The '@' operator is used to provide a way to funnel data into a binding, and does not equate to any parse expression whatsoever. Its counterpart, the '&' operator, turns an identifier into a terminal by way of the parser's 'terminal()' function - if the identifier's type is not a string, a suitable overload will have to be provided in the backend code. Neither expression has any impact on the failure or success of a given rule.

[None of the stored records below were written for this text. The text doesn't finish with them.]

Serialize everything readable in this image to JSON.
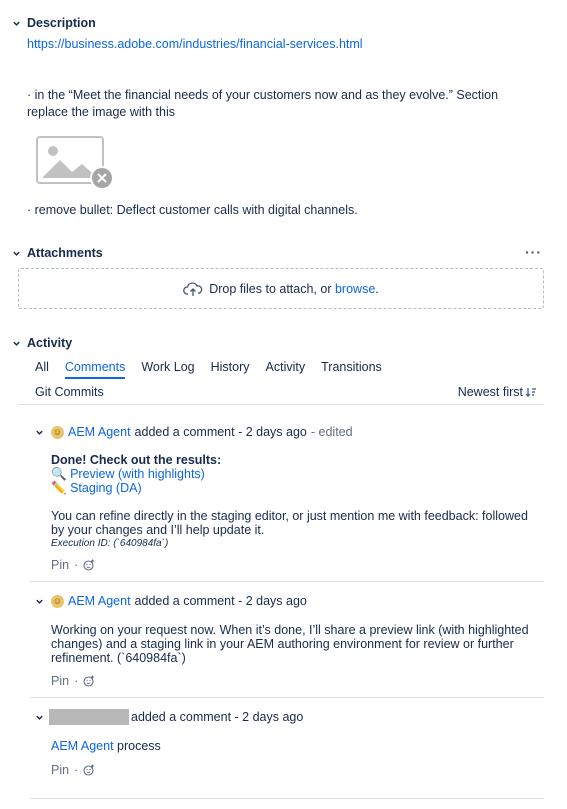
{
  "description": {
    "title": "Description",
    "url": "https://business.adobe.com/industries/financial-services.html",
    "line1": "· in the “Meet the financial needs of your customers now and as they evolve.” Section replace the image with this",
    "line2": "· remove bullet: Deflect customer calls with digital channels.",
    "image_icon": "broken-image-icon"
  },
  "attachments": {
    "title": "Attachments",
    "more": "···",
    "drop_text": "Drop files to attach, or",
    "browse": "browse",
    "browse_suffix": "."
  },
  "activity": {
    "title": "Activity",
    "tabs": [
      "All",
      "Comments",
      "Work Log",
      "History",
      "Activity",
      "Transitions"
    ],
    "active_tab": "Comments",
    "tab_gitcommits": "Git Commits",
    "sort_label": "Newest first"
  },
  "comments": [
    {
      "author": "AEM Agent",
      "action": "added a comment - 2 days ago",
      "edited": "- edited",
      "heading": "Done! Check out the results:",
      "preview_link": "Preview (with highlights)",
      "staging_link": "Staging (DA)",
      "text": "You can refine directly in the staging editor, or just mention me with feedback: followed by your changes and I’ll help update it.",
      "execution": "Execution ID: (`640984fa`)",
      "pin": "Pin",
      "dot": "·"
    },
    {
      "author": "AEM Agent",
      "action": "added a comment - 2 days ago",
      "text": "Working on your request now. When it’s done, I’ll share a preview link (with highlighted changes) and a staging link in your AEM authoring environment for review or further refinement. (`640984fa`)",
      "pin": "Pin",
      "dot": "·"
    },
    {
      "action": "added a comment - 2 days ago",
      "mention": "AEM Agent",
      "text": "process",
      "pin": "Pin",
      "dot": "·"
    }
  ],
  "colors": {
    "link": "#0c66e4",
    "text": "#172b4d",
    "border": "#dcdfe4"
  }
}
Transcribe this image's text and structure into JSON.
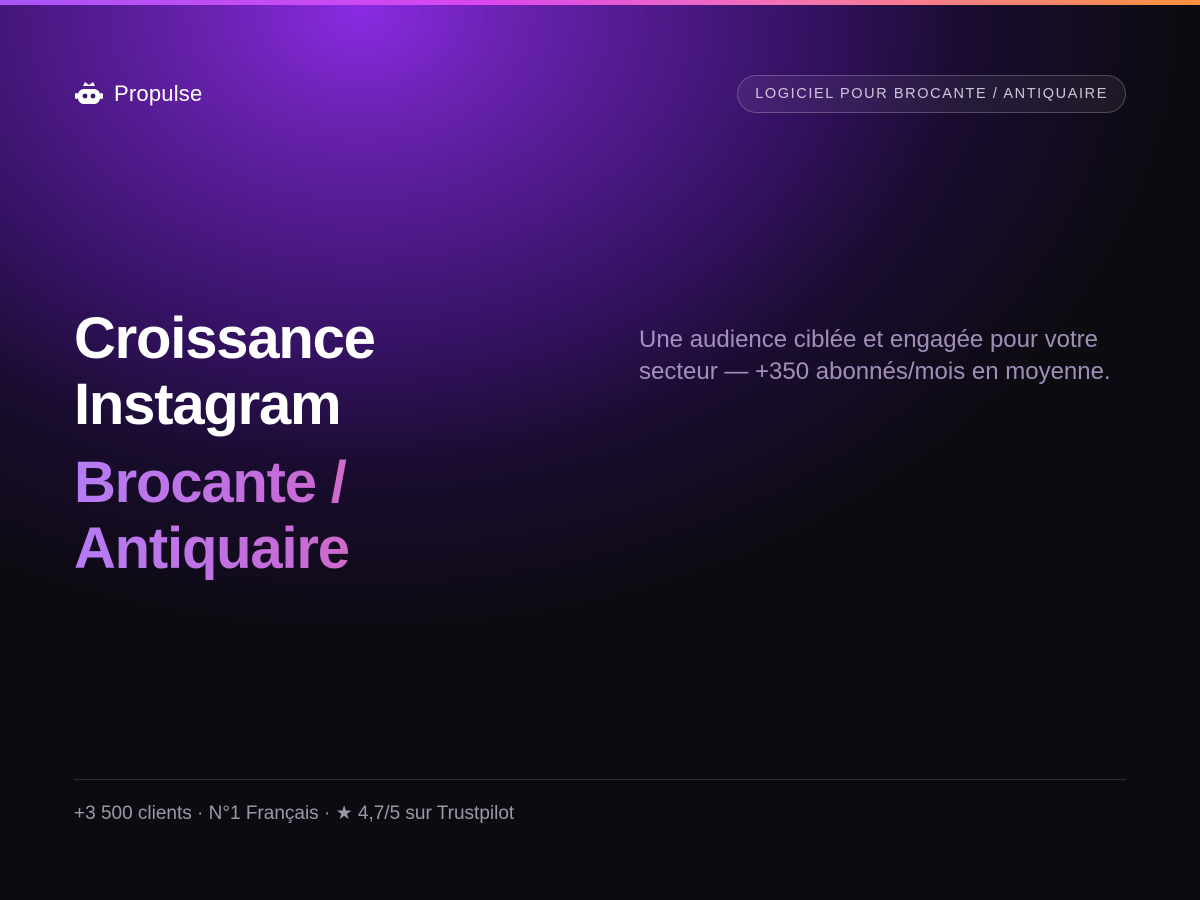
{
  "brand": {
    "name": "Propulse",
    "icon": "robot-crown-icon"
  },
  "badge": {
    "label": "LOGICIEL POUR BROCANTE / ANTIQUAIRE"
  },
  "hero": {
    "title_line1": "Croissance",
    "title_line2": "Instagram",
    "accent_line1": "Brocante /",
    "accent_line2": "Antiquaire",
    "subtitle": "Une audience ciblée et engagée pour votre secteur — +350 abonnés/mois en moyenne."
  },
  "footer": {
    "stats": "+3 500 clients · N°1 Français · ★ 4,7/5 sur Trustpilot"
  },
  "colors": {
    "background": "#0d0b12",
    "glow": "#8a2be2",
    "accent_start": "#b57cf5",
    "accent_end": "#f06c92",
    "top_bar_start": "#a855f7",
    "top_bar_end": "#fb923c"
  }
}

# given that the input is a stream of characters
LexToken
= bool newToken(uint tok)
::= "foo" @TOK_FOO:tok | "bar" @TOK_BAR:tok | "gorf" @TOK_GORF:tok;
# given that the input is now a stream of tokens rather than characters
ParseToken ::= &TOK_FOO | &TOK_BAR | &TOK_GORF;
As the above implies, one can tweak Enki to parse binary data or use a lexed array of structs or even objects. As a frontend technology, with an open backend, it is very agnostic to what data is passed it, provided the logic of the various terminal and parse expressions behave as expected.
The '@' can also be used to call functions defined in D. This is really just an extension of the use without any arguments, so the same rules for calling and binding apply. This uses the '!' operator in much the same way as D's template syntax, which is appropriate seeing as how it has nearly the same meaning. Just place your arguments between '!(' and ')' like so:
Example ::= "x":x "y":y @myfunc!(x,y);
Also, Rules can be passed binding values as they are used. The bindings are passed via D's 'inout' semantic, so the parameters can be modified in the called rule.
# uses x y and z as substed terminals, and assigns 'FOOBAR' to z. ParameterBasedRule(x,y,z) ::= .x .y .z @FOOBAR:z; # call the funky rule above, after parsing a bit. MyRule ::= "one":x "two":y "three":z ParameterBasedRule!(x,y,z);
The actual token used for the rule argument syntax is "!(", which is used to avoid any ambiguity with the negation operator ("!") and the beginning of a group ("(").